Piesi coraz częściej są potrącani na przejściach. Obecnie jest to najsłabiej chroniona grupa uczestników ruchu drogowego. A zarazem można to w dość prosty sposób zmienić – twierdzi RPO.
Adam Bodnar wystąpił z propozycją korekt w przepisach do ministra infrastruktury Andrzeja Adamczyka. Obecnie, zgodnie z art. 13 ust. 1 Prawa o ruchu drogowym (t.j. Dz.U. z 2018 r. poz. 1990 ze zm.), jest tak, że pieszy ma pierwszeństwo na jezdni, gdy wejdzie na przejście. Nie ma go jednak, gdy dopiero zamierza na nie wejść. Wówczas kierowcy w rozpędzonych autach muszą jedynie zachować szczególną ostrożność. W praktyce często kończy się to tragicznymi w skutkach wypadkami.
Adam Bodnar w swym wystąpieniu (stanowiącym efekt spotkań z przedstawicielami organizacji pozarządowych) sugeruje, że bezpieczeństwo mogłoby się zwiększyć wskutek wprowadzenia do ustawy regulacji, która da pieszemu pierwszeństwo już w chwili, gdy ma zamiar wejść na przejście. Zamiar taki byłby sygnalizowany oczekiwaniem bezpośrednio przed zebrą. Innymi słowy, gdy pieszy stałby przed pasami, kierowca samochodu musiałby się przed nimi zatrzymać, a nie wypatrywać, czy oczekujący wejdzie na przejście, czy będzie cierpliwie czekał, aż auta przejadą.
„Kierowca zbliżający się do przejścia dla pieszych, wiedząc, że pierwszeństwo przysługuje nie tylko osobie znajdującej się na przejściu, ale także pieszemu oczekującemu na przejście przez jezdnię, będzie musiał zachować jeszcze większą ostrożność i w większym stopniu zredukować prędkość pojazdu” – wskazuje rzecznik. I podkreśla, że zasada, iż pieszy ma pierwszeństwo jeszcze przed wejściem na przejście, obowiązuje w krajach skandynawskich i w większości państw Europy Zachodniej.
Z interwencji Adama Bodnara zadowolone jest stowarzyszenie „Miasto Jest Nasze”, które od dawna przekonuje, że Polska jest piekłem dla niezmotoryzowanych.
– Rząd wydaje ogromne pieniądze na kampanie informacyjno-edukacyjne.
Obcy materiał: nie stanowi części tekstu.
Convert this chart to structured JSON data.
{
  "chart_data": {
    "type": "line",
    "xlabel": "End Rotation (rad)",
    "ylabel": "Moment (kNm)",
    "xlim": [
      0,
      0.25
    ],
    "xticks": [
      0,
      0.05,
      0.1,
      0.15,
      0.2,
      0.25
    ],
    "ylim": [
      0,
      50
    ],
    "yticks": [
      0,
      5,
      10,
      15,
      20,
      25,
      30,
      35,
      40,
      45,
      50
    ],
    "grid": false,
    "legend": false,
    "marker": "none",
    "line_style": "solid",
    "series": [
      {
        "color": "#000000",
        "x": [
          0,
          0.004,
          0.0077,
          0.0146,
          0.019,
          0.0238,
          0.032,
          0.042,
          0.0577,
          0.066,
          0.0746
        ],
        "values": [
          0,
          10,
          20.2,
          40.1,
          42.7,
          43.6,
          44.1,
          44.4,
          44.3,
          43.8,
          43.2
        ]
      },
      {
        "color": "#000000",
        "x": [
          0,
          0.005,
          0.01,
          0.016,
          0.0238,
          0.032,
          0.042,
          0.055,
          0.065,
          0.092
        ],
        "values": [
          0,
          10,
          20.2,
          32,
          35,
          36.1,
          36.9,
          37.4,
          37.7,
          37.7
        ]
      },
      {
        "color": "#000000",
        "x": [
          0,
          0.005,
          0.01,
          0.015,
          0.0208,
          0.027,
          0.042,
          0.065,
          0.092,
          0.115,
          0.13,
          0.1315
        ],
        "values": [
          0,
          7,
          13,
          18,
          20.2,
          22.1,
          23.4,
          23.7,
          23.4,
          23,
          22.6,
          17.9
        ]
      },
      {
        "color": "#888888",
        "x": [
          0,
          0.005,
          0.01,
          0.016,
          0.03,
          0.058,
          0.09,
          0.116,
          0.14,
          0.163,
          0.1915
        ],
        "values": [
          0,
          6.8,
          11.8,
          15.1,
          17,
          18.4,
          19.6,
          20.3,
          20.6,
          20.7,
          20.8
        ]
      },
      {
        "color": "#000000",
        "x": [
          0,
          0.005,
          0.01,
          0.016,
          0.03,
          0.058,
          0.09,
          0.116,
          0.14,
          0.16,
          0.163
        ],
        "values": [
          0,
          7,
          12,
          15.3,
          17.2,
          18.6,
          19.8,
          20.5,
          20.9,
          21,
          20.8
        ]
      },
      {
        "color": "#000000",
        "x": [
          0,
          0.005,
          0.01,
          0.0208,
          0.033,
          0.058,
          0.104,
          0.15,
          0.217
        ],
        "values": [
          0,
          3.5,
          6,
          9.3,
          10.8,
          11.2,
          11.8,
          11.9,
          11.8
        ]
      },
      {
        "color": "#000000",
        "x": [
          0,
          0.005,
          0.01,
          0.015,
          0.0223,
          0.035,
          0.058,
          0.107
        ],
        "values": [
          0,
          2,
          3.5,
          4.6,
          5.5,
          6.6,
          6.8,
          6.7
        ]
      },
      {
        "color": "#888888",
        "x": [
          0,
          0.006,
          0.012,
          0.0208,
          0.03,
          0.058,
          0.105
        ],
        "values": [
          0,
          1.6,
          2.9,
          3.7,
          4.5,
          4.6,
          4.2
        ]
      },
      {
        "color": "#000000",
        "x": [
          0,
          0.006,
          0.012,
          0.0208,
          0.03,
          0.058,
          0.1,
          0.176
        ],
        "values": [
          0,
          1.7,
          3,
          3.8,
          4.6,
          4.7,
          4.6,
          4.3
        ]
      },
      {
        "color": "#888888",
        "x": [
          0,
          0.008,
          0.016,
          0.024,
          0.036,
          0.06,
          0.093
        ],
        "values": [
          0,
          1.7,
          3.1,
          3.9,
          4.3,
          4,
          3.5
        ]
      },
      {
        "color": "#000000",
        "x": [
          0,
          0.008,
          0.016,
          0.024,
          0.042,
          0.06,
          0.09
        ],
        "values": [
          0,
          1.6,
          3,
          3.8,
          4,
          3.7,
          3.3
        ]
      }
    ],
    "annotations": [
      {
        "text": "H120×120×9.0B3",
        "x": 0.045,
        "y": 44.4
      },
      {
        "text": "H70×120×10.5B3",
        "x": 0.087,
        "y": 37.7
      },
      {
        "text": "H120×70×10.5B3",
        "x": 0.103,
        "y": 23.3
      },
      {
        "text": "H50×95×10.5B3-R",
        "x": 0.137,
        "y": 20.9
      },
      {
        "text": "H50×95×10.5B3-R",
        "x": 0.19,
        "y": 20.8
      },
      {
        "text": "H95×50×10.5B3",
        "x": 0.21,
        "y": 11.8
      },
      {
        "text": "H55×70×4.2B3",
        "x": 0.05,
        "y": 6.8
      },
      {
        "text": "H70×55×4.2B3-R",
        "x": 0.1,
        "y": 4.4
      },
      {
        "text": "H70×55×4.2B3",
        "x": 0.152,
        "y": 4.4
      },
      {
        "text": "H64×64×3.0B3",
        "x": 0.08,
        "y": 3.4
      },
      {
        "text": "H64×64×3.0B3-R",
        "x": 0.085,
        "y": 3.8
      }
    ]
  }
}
Tymczasem sytuację znacznie mogłaby poprawić postulowana przez nas zmiana, którą teraz ministrowi przedstawił rzecznik praw obywatelskich – komentuje prezes stowarzyszenia Jan Mencwel.
Co ciekawe, już teraz istnieje podstawa prawna, by uznać, że pieszy ma pierwszeństwo jeszcze przed wejściem na zebrę. Paragraf 47 ust. 4 rozporządzenia Ministrów Infrastruktury oraz Spraw Wewnętrznych i Administracji z 31 lipca 2002 r. w sprawie znaków i sygnałów drogowych (Dz.U. nr 170, poz. 1393) stanowi, że kierujący pojazdem zbliżający się do przejścia oznaczonego znakiem D-6 jest obowiązany zmniejszyć prędkość tak, aby nie narazić na niebezpieczeństwo osób znajdujących się na przejściu lub na nie wchodzących. Przepis ten nakazuje kierowcy zmniejszyć prędkość na tyle, aby mógł się zatrzymać przed przejściem – jeżeli pieszy na nim się znajduje lub na nie wchodzi. Sęk w tym, że regulacja ta jest martwa. Wszyscy od dawna patrzą na korzystniejszy dla prowadzących pojazdy art. 13 ust. 1 prawa o ruchu drogowym.
RPO przypomina, że w 2017 r. w Polsce doszło do prawie 33 tys. wypadków drogowych, w tym aż 25 proc. było z udziałem pieszych. Wskutek nich śmierć poniosło 873 pieszych, a rannych zostało 7587 osób. Z danych Komendy Głównej Policji wynika, że główną przyczyną potrąceń jest nieustąpienie pierwszeństwa pieszemu na przejściu.